Hi
I’ve gotten very excited about passing data in a procedure call via a jsonClass. It is very flexible and easy to work with - almost like working with an api. I realize that the type control is a bit loose.
The question is whether it is wise to use the same procedure name with different parameters in the prototype instead of a jsonClass.
What you are referring to is called overloading and it is very common. Take a look at Capsoft’s xFiles. You may see multiple different flavors of the Init method. It is a powerful way of adding flexibility to a Class. Here’s what the Clarion help says about it:
"Procedure Overloading means allowing multiple PROCEDURE definitions to use the same name. This is one form of polymorphism.
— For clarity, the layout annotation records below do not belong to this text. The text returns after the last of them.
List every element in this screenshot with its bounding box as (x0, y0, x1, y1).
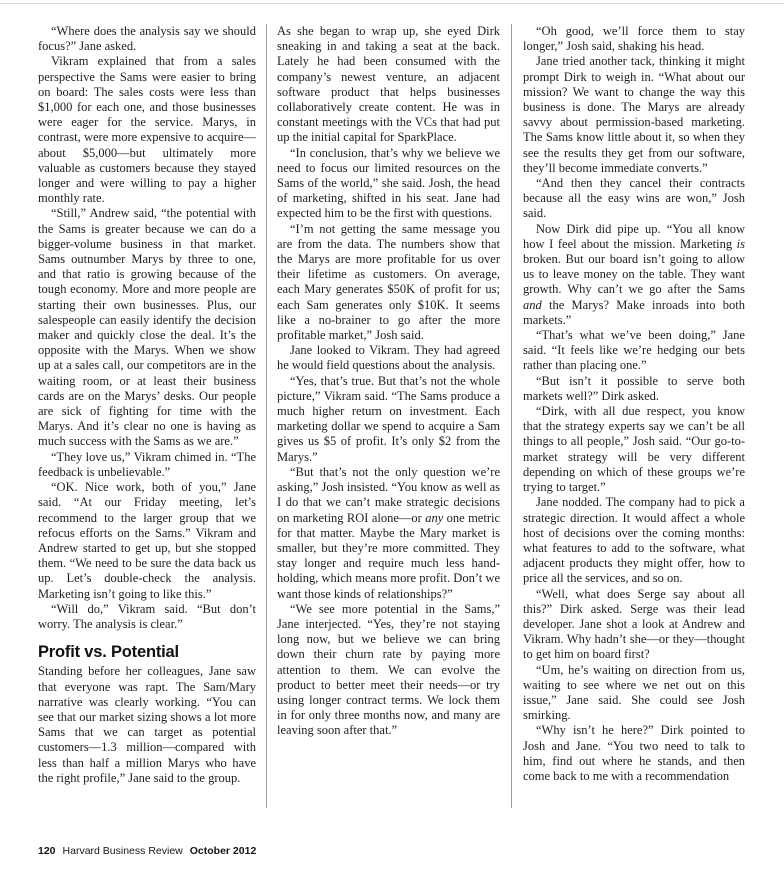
paragraph: Standing before her colleagues, Jane saw… (38, 664, 256, 786)
paragraph: “But isn’t it possible to serve both mar… (523, 374, 745, 404)
paragraph: “Um, he’s waiting on direction from us, … (523, 663, 745, 724)
paragraph: “Where does the analysis say we should f… (38, 24, 256, 54)
paragraph: “Yes, that’s true. But that’s not the wh… (277, 374, 500, 465)
paragraph: “Still,” Andrew said, “the potential wit… (38, 206, 256, 449)
paragraph: “They love us,” Vikram chimed in. “The f… (38, 450, 256, 480)
column-divider (511, 24, 512, 808)
section-heading: Profit vs. Potential (38, 645, 256, 660)
column-divider (266, 24, 267, 808)
paragraph: “OK. Nice work, both of you,” Jane said.… (38, 480, 256, 602)
paragraph: “Oh good, we’ll force them to stay longe… (523, 24, 745, 54)
paragraph: Jane tried another tack, thinking it mig… (523, 54, 745, 176)
paragraph: “Well, what does Serge say about all thi… (523, 587, 745, 663)
paragraph: Now Dirk did pipe up. “You all know how … (523, 222, 745, 328)
paragraph: As she began to wrap up, she eyed Dirk s… (277, 24, 500, 146)
paragraph: “I’m not getting the same message you ar… (277, 222, 500, 344)
column-3: “Oh good, we’ll force them to stay longe… (523, 24, 745, 784)
magazine-page: “Where does the analysis say we should f… (0, 0, 784, 888)
paragraph: “And then they cancel their contracts be… (523, 176, 745, 222)
column-1: “Where does the analysis say we should f… (38, 24, 256, 786)
paragraph: “Will do,” Vikram said. “But don’t worry… (38, 602, 256, 632)
publication-name: Harvard Business Review (63, 845, 183, 857)
page-number: 120 (38, 845, 56, 857)
paragraph: “Dirk, with all due respect, you know th… (523, 404, 745, 495)
issue-date: October 2012 (190, 845, 257, 857)
column-2: As she began to wrap up, she eyed Dirk s… (277, 24, 500, 739)
paragraph: “Why isn’t he here?” Dirk pointed to Jos… (523, 723, 745, 784)
paragraph: “That’s what we’ve been doing,” Jane sai… (523, 328, 745, 374)
paragraph: Jane nodded. The company had to pick a s… (523, 495, 745, 586)
paragraph: “But that’s not the only question we’re … (277, 465, 500, 602)
paragraph: “We see more potential in the Sams,” Jan… (277, 602, 500, 739)
paragraph: “In conclusion, that’s why we believe we… (277, 146, 500, 222)
paragraph: Vikram explained that from a sales persp… (38, 54, 256, 206)
page-top-hairline (0, 3, 784, 4)
page-footer: 120 Harvard Business Review October 2012 (38, 845, 256, 857)
article-body: “Where does the analysis say we should f… (38, 24, 746, 808)
paragraph: Jane looked to Vikram. They had agreed h… (277, 343, 500, 373)
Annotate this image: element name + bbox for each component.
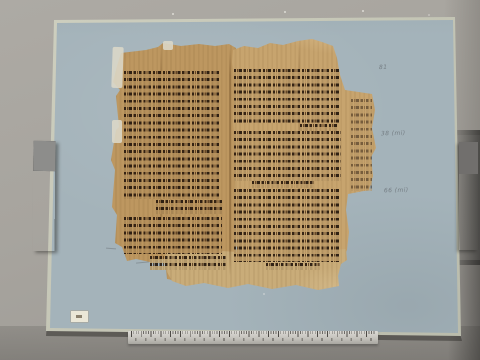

In order to allow this each PROCEDURE using a shared name must receive different parameters so the compiler can decide, based on the parameters passed which PROCEDURE to call.
The idea here is to allow more than one procedure of the same name, but with different prototypes, so separate (but usually similar) operations can occur on different data types. From an efficiency viewpoint, Procedure Overloading is much more efficient than coding a single procedure with omittable parameters, for those cases where you may or may not receive multiple parameters."
The only con that I know of is if you use the AppGen, there is no procedure overloading for the template procedures.
And you do have to be careful not to be ambiguous with your parameters. Usually the compiler will catch that. E.G. you can’t say MyFunc(STRING pMyString) and MyFunc(LONG pMyLong).
An overload I often like is having both of these String types overloaded (that appears ambigous):
( STRING) - Literal or Expression like ('Hello') or (clip(Fname)&' '&Lname)
(*STRING) - String Variable like (Cus:Name)
Class.Append PROCEDURE(string StrLiteralOrExpression)
code
self.Append(StrLiteralOrExpression) !<--- call (*STRING)
return
Class.Append PROCEDURE(*string StrVariable)
code
if StrVariable ... etc
... more code to work on StrVariable ...
return
The (*STRING) passing by address should be faster. The trick is to have the (STRING) method call the (*STRING) like above so the real processing code is just in one place.
Passing by * Address has the risk the Procedure may modify the Variable when it should not. There is a feature that you can add CONST to the prototype so (CONST *String StrVariable) to indicate it may not be changed. The compiler will spot code that modifies and error “Variable Expected”. I wish it said something more obvious like “Variable is CONST so cannot be changed”.
One problem I have is using SIZE(StrVariable) on a CONST variable will error “Invalid Size Parameter” and “Variable expected”. I would call that a compiler bug, maybe @anon77170705 can comment?
I would not like to comment this because it was assumed that the C12 compiler will have many new features in passing and processing functions’ parameters, for example, formal parameters of CSTRING types without necessity to have the RAW attribute. CONSTant parameters of string-like types were among things with slightly other processing. I don’t know current plans regarding changes in the future CLW compiler.
The current CLW compiler passes both address and size parts of the STRING values as a parameter of the CONST *STRING type. So, I don’t see reasons to use it rather than the *STRING type.
The compiler wont catch iirc, but I’m sure @also will correct me.
MyFunc(LONG pMyLong)
MyFunc(BYTE pMyByte1, BYTE pMyByte2, BYTE pMyByte3, BYTE pMyByte4)
Which is handy when trying to decipher some windows API’s and you dont know how the data is being sent/received, because you can pause the clarion debugger in assembler view on the api call and see just what Windows is trying to pass.